Under the administrative improvements these would be the areas that do not add cost. One of the problems that home health agencies are faced with is that under the name of expanding home health we are seeing HEW tend to reduce utilization of home health services.

This is done in two forms. One is by liberalizing the access to inpatient services without corresponding regulations and also by placing limitations on home health services, which is in conflict with the current procedures which we must follow in our daily office routines.

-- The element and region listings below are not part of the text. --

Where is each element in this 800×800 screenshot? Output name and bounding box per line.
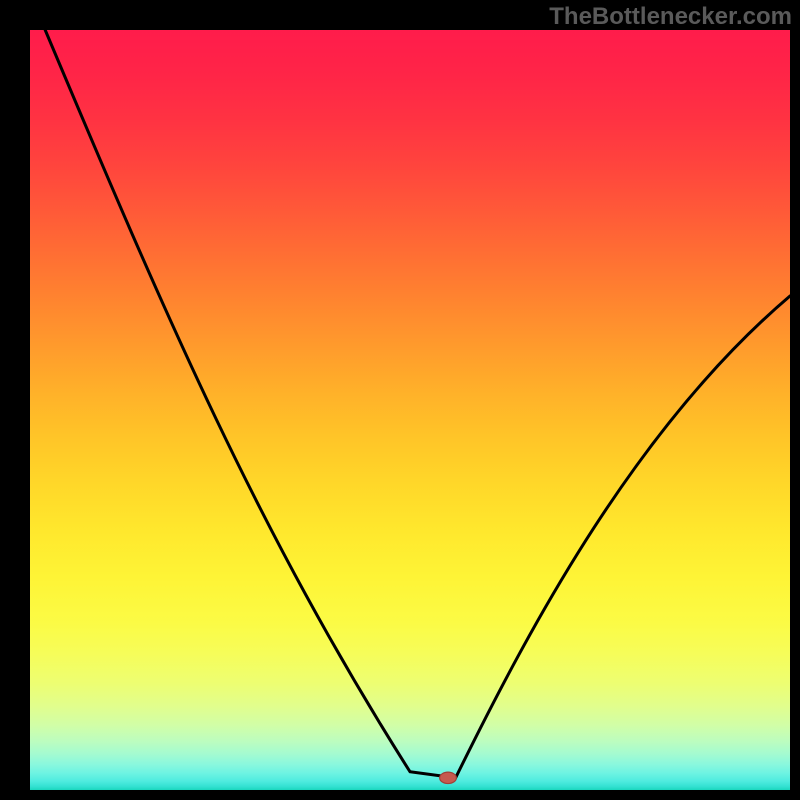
watermark-text: TheBottlenecker.com <box>549 3 792 31</box>
minimum-marker <box>440 772 457 783</box>
gradient-background <box>30 30 790 790</box>
plot-svg <box>0 0 800 800</box>
chart-stage: TheBottlenecker.com <box>0 0 800 800</box>
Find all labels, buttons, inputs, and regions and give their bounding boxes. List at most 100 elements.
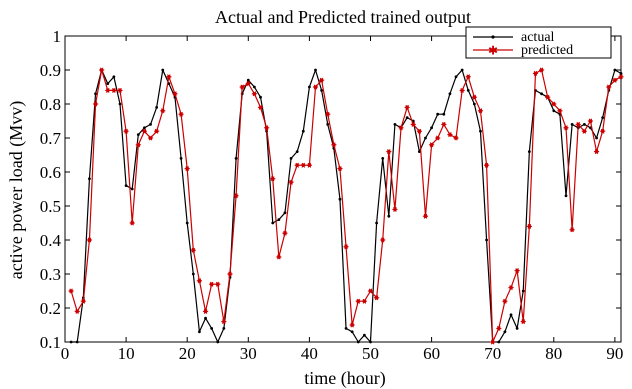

We are seeking full support from the committee to take whatever actions are necessary to assure that the Secretary of HEW will issue regulations that will: (1) Encourage the use of home health services to prevent and reduce the incidents of hospital readmissions; (2) pro

vide maximum allowable range rather than minimum level of home health services; (3) adopt a policy which will define a home assessment visit as a medicare chargeable visit rather than an administrative overhead expense when requested by the patient's physician.

We are probably more burdened proportionately to the dollar with paperwork than any other provider. We estimate that in 1971 Home Health Agency's staff had to process over 15 million pieces of paper to be reimbursed for medicare services. We believe the time has come to provide incentives to reduce paperwork. Some of these could be purchase of durable medical equoipment when it is known that the patient will need the equipment longer than 9 months.

Another would be to modify the recertification of agencies on a performance basis rather than annually. This could be on a scale of 1 to 3 years based on the findings at the time and the survey.

We also feel that fiscal intermediates should develop one step carbon file forms. We also feel that discharges or change status reports should be used or submitted by the agencies instead of monthly claim reports. Therefore, we recommend that the committee direct the Bureau of Health Insurance to proceed with such cost-saving paperreducing programs immediately and direct that there be an excessive paperwork differential which will be included as an allowable medicare expense.

Another regulatory problem is section 228. In our view the regulations that were issued by the Secretary will discourage prompt transfer of patients from hospitals to home health services, add unnecessary administrative cost to the program and confuse the coverage of home health services for both the physician, the consumer, and other referrers of services.

We have some recommended language that we have submitted in our statement to correct this.

Under the benefit changes you have some bills before you by various Members of Congress, including Representatives Koch, Corman, Fraser, Steelman, and others, which will propose some changes which we believe could be incorporated into lowcost provision changes.

We recommend that the following be considered by the committee: (1) Definition of home health aid should be broadened to identify an individual who renders a broader range of services addressed to the health and health-related needs; (2) Add inhalation therapy as a service covered under medicare; (3) Permit drugs and biologicals which cannot be self-administered, and laboratory tests to be included as covered home health services.

Under the corrections that are needed in reimbursement policies. we are not as fortunate as the institutional providers on the 8.5 percent differential. We received the original 2 percent allowance, but somehow BHI made one of those unintended changes that never was corrected. If the committee feels that the 8.5 percent is something that should be continued, we feel that home health agencies should be permitted an 8.5 percent nursing differential allowance since we are under the same reimbursement system.

On another problem with reimbursement problem, that is the words skilled and skilled nursing. This really has been a barrier to providing needed services for monitoring and surveillance of a patient in his home because it has been limited primarily to rehabilitative potential, so we are not really seeing the full use of this service.